Cela n’a rien de très étrange dès lors il s’agit de vos revenus, de votre pain quotidien. Tout le monde n’a pas la liberté financière de résister : aux « blagues » sexistes ou à connotation sexuelle, aux gestes suggestifs lors d’une présentation, aux attouchements, à un salaire inférieur à celui des collègues masculins ou au plafond de verre. Tout le monde n’a pas la liberté financière de risquer son salaire. Pour se défendre contre l’abus de pouvoir. Et c’est là que le bât blesse : le pouvoir.

De l’intimidation sexuelle ? Chez nous, rien d’aussi grave encore

Liesbet Stevens, directrice adjointe de l’Institut pour l’égalité des femmes et des hommes : « Pour travailler correctement, il faut se sentir en sécurité. Il faut que la confiance règne dans l’environnement professionnel. Il y a une énorme perte de talent à cause du sexisme au travail, ou parce que le sexisme n’est pas combattu à la racine. Comme l’intimidation sexuelle se manifeste généralement dans des situations en tête-à-tête, beaucoup d’hommes n’ont pas la moindre idée des misères que doivent souvent endurer les femmes. »

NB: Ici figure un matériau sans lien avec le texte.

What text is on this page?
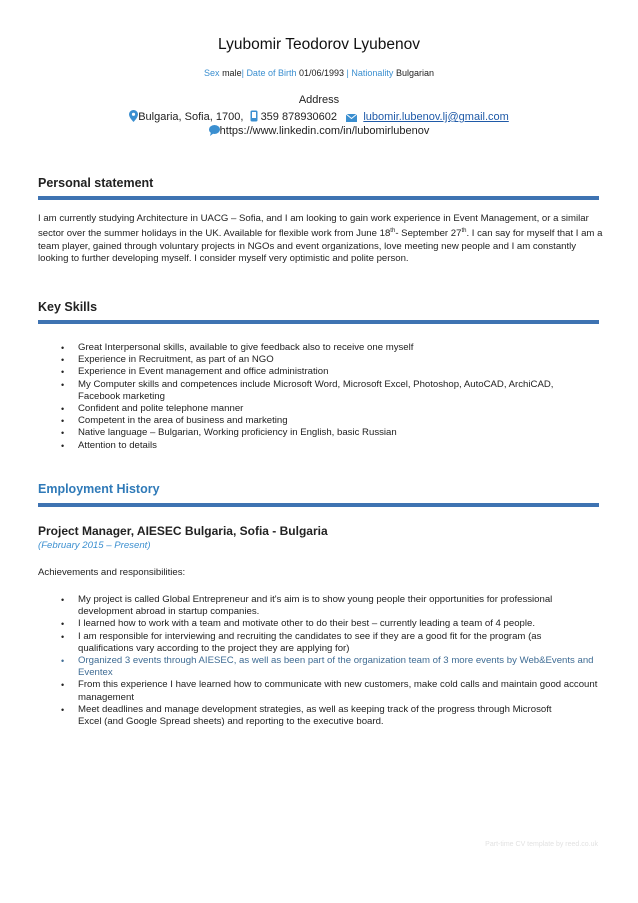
Lyubomir Teodorov Lyubenov
Sex male| Date of Birth 01/06/1993 | Nationality Bulgarian
Address
Bulgaria, Sofia, 1700, 359 878930602 lubomir.lubenov.lj@gmail.com
https://www.linkedin.com/in/lubomirlubenov
Personal statement

I am currently studying Architecture in UACG – Sofia, and I am looking to gain work experience in Event Management, or a similar sector over the summer holidays in the UK. Available for flexible work from June 18th- September 27th. I can say for myself that I am a team player, gained through voluntary projects in NGOs and event organizations, love meeting new people and I am constantly looking to further developing myself. I consider myself very optimistic and polite person.

Key Skills
• Great Interpersonal skills, available to give feedback also to receive one myself
• Experience in Recruitment, as part of an NGO
• Experience in Event management and office administration
• My Computer skills and competences include Microsoft Word, Microsoft Excel, Photoshop, AutoCAD, ArchiCAD, Facebook marketing
• Confident and polite telephone manner
• Competent in the area of business and marketing
• Native language – Bulgarian, Working proficiency in English, basic Russian
• Attention to details
Employment History
Project Manager, AIESEC Bulgaria, Sofia - Bulgaria
(February 2015 – Present)
Achievements and responsibilities:
• My project is called Global Entrepreneur and it's aim is to show young people their opportunities for professional development abroad in startup companies.
• I learned how to work with a team and motivate other to do their best – currently leading a team of 4 people.
• I am responsible for interviewing and recruiting the candidates to see if they are a good fit for the program (as qualifications vary according to the project they are applying for)
• Organized 3 events through AIESEC, as well as been part of the organization team of 3 more events by Web&Events and Eventex
• From this experience I have learned how to communicate with new customers, make cold calls and maintain good account management
• Meet deadlines and manage development strategies, as well as keeping track of the progress through Microsoft Excel (and Google Spread sheets) and reporting to the executive board.
Part-time CV template by reed.co.uk
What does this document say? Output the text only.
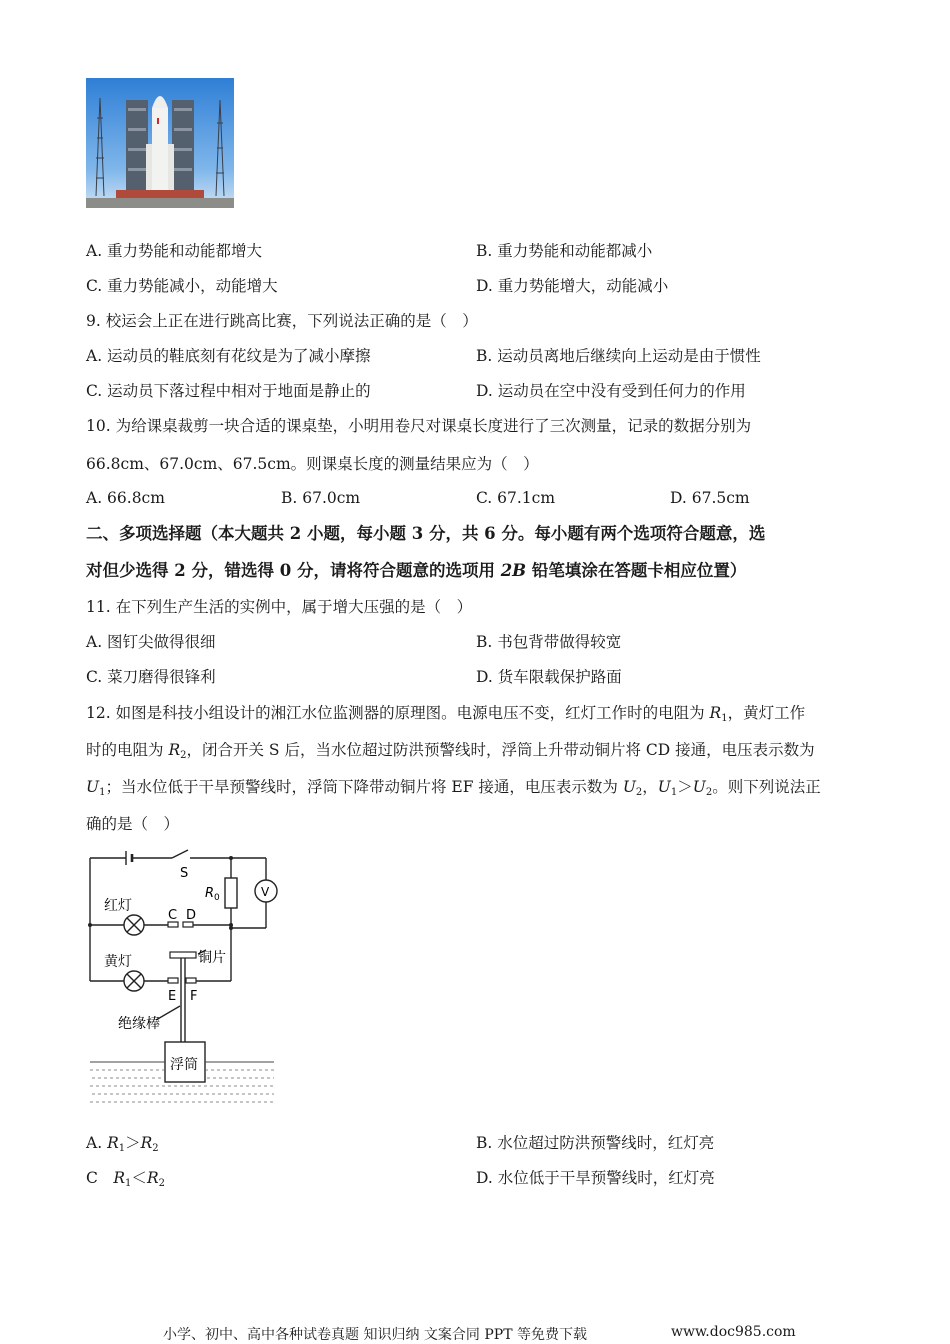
A. 重力势能和动能都增大	B. 重力势能和动能都减小
C. 重力势能减小，动能增大	D. 重力势能增大，动能减小
9. 校运会上正在进行跳高比赛，下列说法正确的是（　）
A. 运动员的鞋底刻有花纹是为了减小摩擦	B. 运动员离地后继续向上运动是由于惯性
C. 运动员下落过程中相对于地面是静止的	D. 运动员在空中没有受到任何力的作用
10. 为给课桌裁剪一块合适的课桌垫，小明用卷尺对课桌长度进行了三次测量，记录的数据分别为
66.8cm、67.0cm、67.5cm。则课桌长度的测量结果应为（　）
A. 66.8cm	B. 67.0cm	C. 67.1cm	D. 67.5cm
二、多项选择题（本大题共 2 小题，每小题 3 分，共 6 分。每小题有两个选项符合题意，选
对但少选得 2 分，错选得 0 分，请将符合题意的选项用 2B 铅笔填涂在答题卡相应位置）
11. 在下列生产生活的实例中，属于增大压强的是（　）
A. 图钉尖做得很细	B. 书包背带做得较宽
C. 菜刀磨得很锋利	D. 货车限载保护路面
12. 如图是科技小组设计的湘江水位监测器的原理图。电源电压不变，红灯工作时的电阻为 $R_1$，黄灯工作
时的电阻为 $R_2$，闭合开关 S 后，当水位超过防洪预警线时，浮筒上升带动铜片将 CD 接通，电压表示数为
$U_1$；当水位低于干旱预警线时，浮筒下降带动铜片将 EF 接通，电压表示数为 $U_2$，$U_1>U_2$。则下列说法正
确的是（　）
S
$R_0$	V
红灯
C D
黄灯	铜片
E F
绝缘棒
浮筒
A. $R_1>R_2$	B. 水位超过防洪预警线时，红灯亮
C　$R_1<R_2$	D. 水位低于干旱预警线时，红灯亮
小学、初中、高中各种试卷真题 知识归纳 文案合同 PPT 等免费下载	www.doc985.com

L’employeur a évidemment un rôle d’exemple à jouer ; il doit imposer des limites strictes aux réflexions triviales ou aux écarts de conduite, et déterminer ce qui est toléré dans la culture de son entreprise. Réfléchissez aux questions suivantes : à quel type d’entreprise ou d’organisation ai-je envie d’appartenir ? Est-ce que ces plaisanteries (répétées) sont vraiment amusantes ? Pour quelles raisons pourrait-on s’opposer à l’égalité professionnelle entre les genres ?  C’est de cette manière que l’équipe peut montrer le bon exemple. Même si c’est le dirigeant qui donne le ton.

Une bonne éducation ?

Le bon exemple, ça commence à la maison. Plus important que le sexe, c’est le talent et l’enthousiasme que l’on peut observer, reconnaître et encourager chez nos enfants (ou futurs travailleurs).

À nous donc d’élever nos fils et nos filles dans l’idée qu’ils choisiront un métier principalement parce qu’il les rendra heureux, dans lequel ils se sentiront bien, dont ils tireront satisfaction (link artikel T. Proserpio) et qui leur donnera envie d’évoluer. Dans l’idée qu’ils choisiront un environnement de travail principalement pour les opportunités d’épanouissement qu’il leur offrira.

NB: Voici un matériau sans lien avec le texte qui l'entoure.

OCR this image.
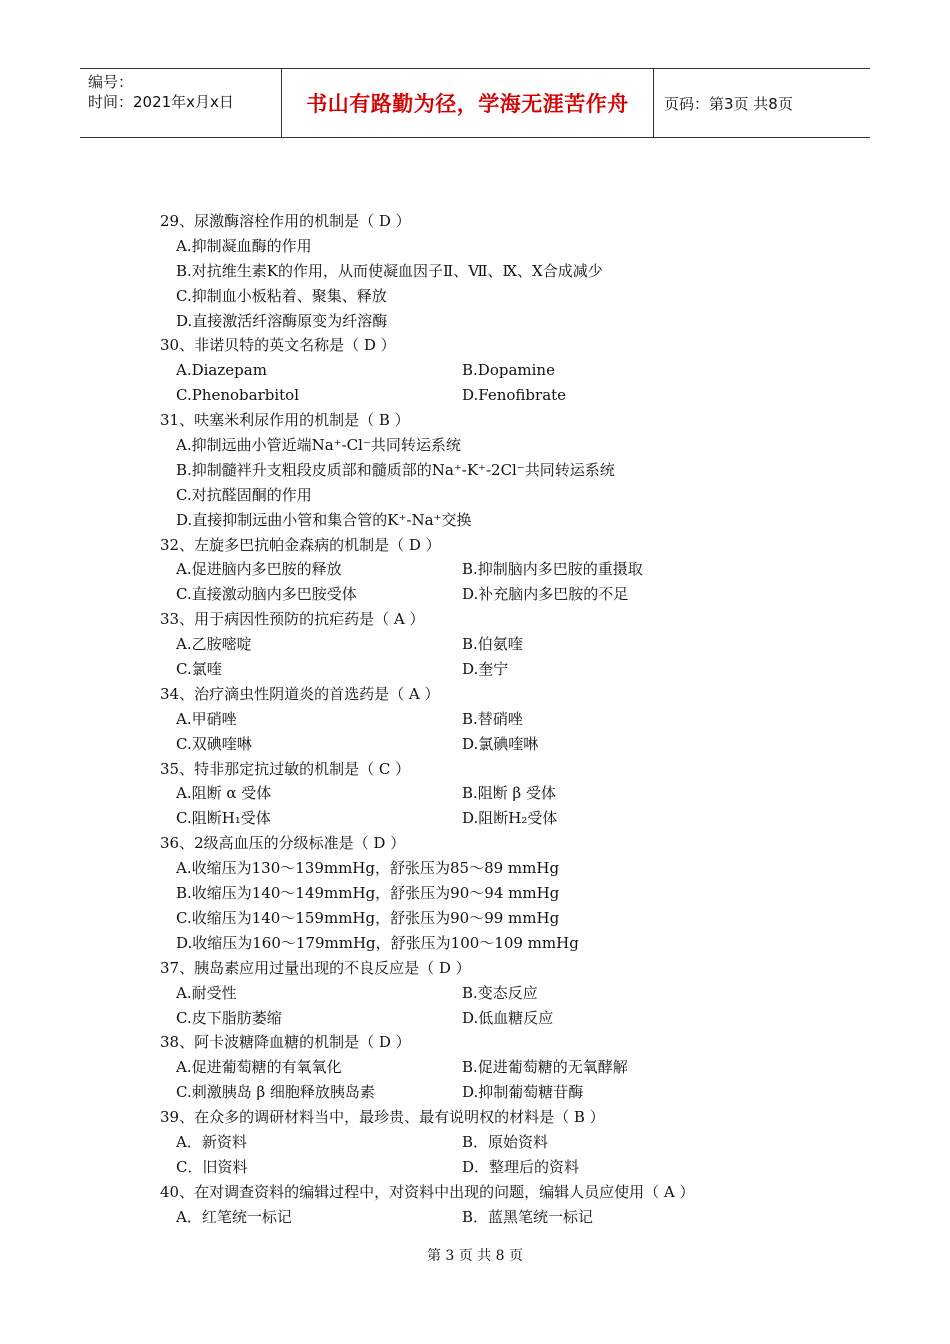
编号：
时间：2021年x月x日	书山有路勤为径，学海无涯苦作舟 页码：第3页 共8页
29、尿激酶溶栓作用的机制是（ D ）
A.抑制凝血酶的作用
B.对抗维生素K的作用，从而使凝血因子Ⅱ、Ⅶ、Ⅸ、Ⅹ合成减少
C.抑制血小板粘着、聚集、释放
D.直接激活纤溶酶原变为纤溶酶
30、非诺贝特的英文名称是（ D ）
A.Diazepam	B.Dopamine
C.Phenobarbitol	D.Fenofibrate
31、呋塞米利尿作用的机制是（ B ）
A.抑制远曲小管近端Na⁺-Cl⁻共同转运系统
B.抑制髓袢升支粗段皮质部和髓质部的Na⁺-K⁺-2Cl⁻共同转运系统
C.对抗醛固酮的作用
D.直接抑制远曲小管和集合管的K⁺-Na⁺交换
32、左旋多巴抗帕金森病的机制是（ D ）
A.促进脑内多巴胺的释放	B.抑制脑内多巴胺的重摄取
C.直接激动脑内多巴胺受体	D.补充脑内多巴胺的不足
33、用于病因性预防的抗疟药是（ A ）
A.乙胺嘧啶	B.伯氨喹
C.氯喹	D.奎宁
34、治疗滴虫性阴道炎的首选药是（ A ）
A.甲硝唑	B.替硝唑
C.双碘喹啉	D.氯碘喹啉
35、特非那定抗过敏的机制是（ C ）
A.阻断 α 受体	B.阻断 β 受体
C.阻断H₁受体	D.阻断H₂受体
36、2级高血压的分级标准是（ D ）
A.收缩压为130～139mmHg，舒张压为85～89 mmHg
B.收缩压为140～149mmHg，舒张压为90～94 mmHg
C.收缩压为140～159mmHg，舒张压为90～99 mmHg
D.收缩压为160～179mmHg，舒张压为100～109 mmHg
37、胰岛素应用过量出现的不良反应是（ D ）
A.耐受性	B.变态反应
C.皮下脂肪萎缩	D.低血糖反应
38、阿卡波糖降血糖的机制是（ D ）
A.促进葡萄糖的有氧氧化	B.促进葡萄糖的无氧酵解
C.刺激胰岛 β 细胞释放胰岛素	D.抑制葡萄糖苷酶
39、在众多的调研材料当中，最珍贵、最有说明权的材料是（ B ）
A．新资料	B．原始资料
C．旧资料	D．整理后的资料
40、在对调查资料的编辑过程中，对资料中出现的问题，编辑人员应使用（ A ）
A．红笔统一标记	B．蓝黑笔统一标记
第 3 页 共 8 页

Élever correctement des enfants demande du temps et des moyens. Pour des enfants bien dans leur peau, il faut des parents heureux. Comment mieux harmoniser le travail et la vie privée ? Le travail à domicile (artikel thuiswerk) constitue-t-il une solution ?

Se rapproche-t-on d’un semblant de réponse quand on permet aux parents de choisir la façon de répartir le congé parental, comme c’est le cas en Suède : là-bas, le congé parental est de 16 mois et le père et la mère se partagent cette période librement entre eux. Sur ces 16 mois, 13 sont rémunérés à 80 % du salaire et les 3 autres, au niveau des prestations. Les parents peuvent en outre prendre des congés sans solde à volonté les trois années qui suivent la naissance de l’enfant.

Pour conclure sur les mots d’Erwin Ollivier, General Manager d’Athlon Belgium et président du Voka : « La véritable égalité des genres est atteinte lorsqu’en tant que travailleur, vous ne devez plus choisir entre votre famille et votre carrière. »

C’est facile de se plaindre. Les problèmes sont là pour être résolus. Si le sexisme au travail est un jeu de pouvoir auquel nous ne voulons plus participer parce que nous avons dépassé ce stade, le moment ne serait-il pas venu de formuler ensemble de nouvelles règles du jeu ?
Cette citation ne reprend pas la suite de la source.